碧空1884 nautilus227(見てはならない「私」を見てしまう)
1884 nautilus227(見てはならない「私」を見てしまう)
コロンビア、バランキージャ、病室でヘスス・ビジャレアルは、遥か、天文学的距離とはいわぬまでもはるか1078哩先のマイアミから無毛の、まらが眼鏡を掛けたような臓器密輸商ハンス・ペーター・シュナイダーからの着信に即時応答する。カリの携帯に、首と指を切断されたアントニオの携帯から着信がある。これはそんなに遠隔ではない。ついさっきまで手の届く範囲だったのだ。一方は、隔てるのは距離だが、もう一方は、姿を晦まし、追い詰められまいとする逃走技術の壁だ。(「Cari Mora」Thomas Harris)
どちらも器官を延長して接続し、媒体を以て償うようにコピーするのであるが、この擬似贖罪を包む遠近法がいきなり崩壊して大気がいきなり魘される。
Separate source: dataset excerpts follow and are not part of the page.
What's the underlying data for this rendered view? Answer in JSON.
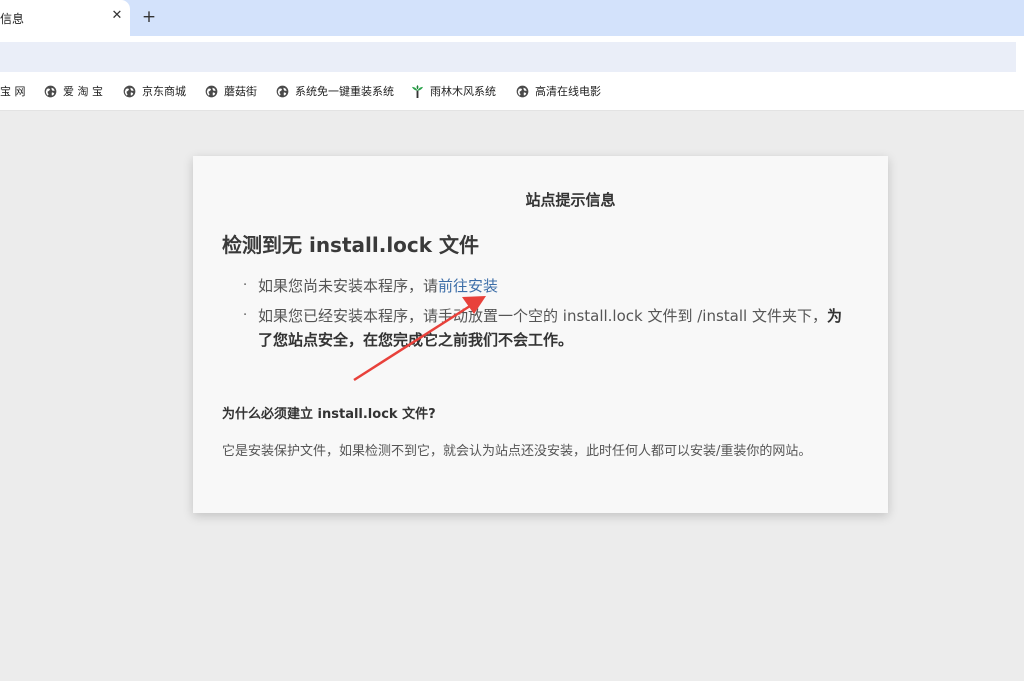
{
  "browser": {
    "tab_title": "信息",
    "tab_close": "✕",
    "new_tab": "+"
  },
  "bookmarks": [
    {
      "label": "宝 网",
      "icon": "globe-icon"
    },
    {
      "label": "爱 淘 宝",
      "icon": "globe-icon"
    },
    {
      "label": "京东商城",
      "icon": "globe-icon"
    },
    {
      "label": "蘑菇街",
      "icon": "globe-icon"
    },
    {
      "label": "系统免一键重装系统",
      "icon": "globe-icon"
    },
    {
      "label": "雨林木风系统",
      "icon": "tree-icon"
    },
    {
      "label": "高清在线电影",
      "icon": "globe-icon"
    }
  ],
  "card": {
    "heading": "站点提示信息",
    "title": "检测到无 install.lock 文件",
    "bullet": "·",
    "item1_text": "如果您尚未安装本程序，请",
    "item1_link": "前往安装",
    "item2_text": "如果您已经安装本程序，请手动放置一个空的 install.lock 文件到 /install 文件夹下，",
    "item2_strong": "为了您站点安全，在您完成它之前我们不会工作。",
    "question": "为什么必须建立 install.lock 文件?",
    "answer": "它是安装保护文件，如果检测不到它，就会认为站点还没安装，此时任何人都可以安装/重装你的网站。"
  },
  "colors": {
    "link": "#3d6ea8",
    "arrow": "#e8413b",
    "tabstrip": "#d3e2fb"
  }
}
あの、奇妙な時間差のような、地滑りが起きているような「ちょうどその頃」は、接続ではなく断絶、見てはならない「私」を見てしまう。
それは「私」の孤絶ではなく、「私」の秘密を見てしまうのではなく、「私」が他の誰かであるような反直観的な秘密を見てしまって、狼狽から、「私」が他の誰かと間違えられて追跡されているかのように(しかし追跡の気配を呼吸するうちに本当に他の誰かに(従って「私」に)なっていくとでもいうように)魘されるのである。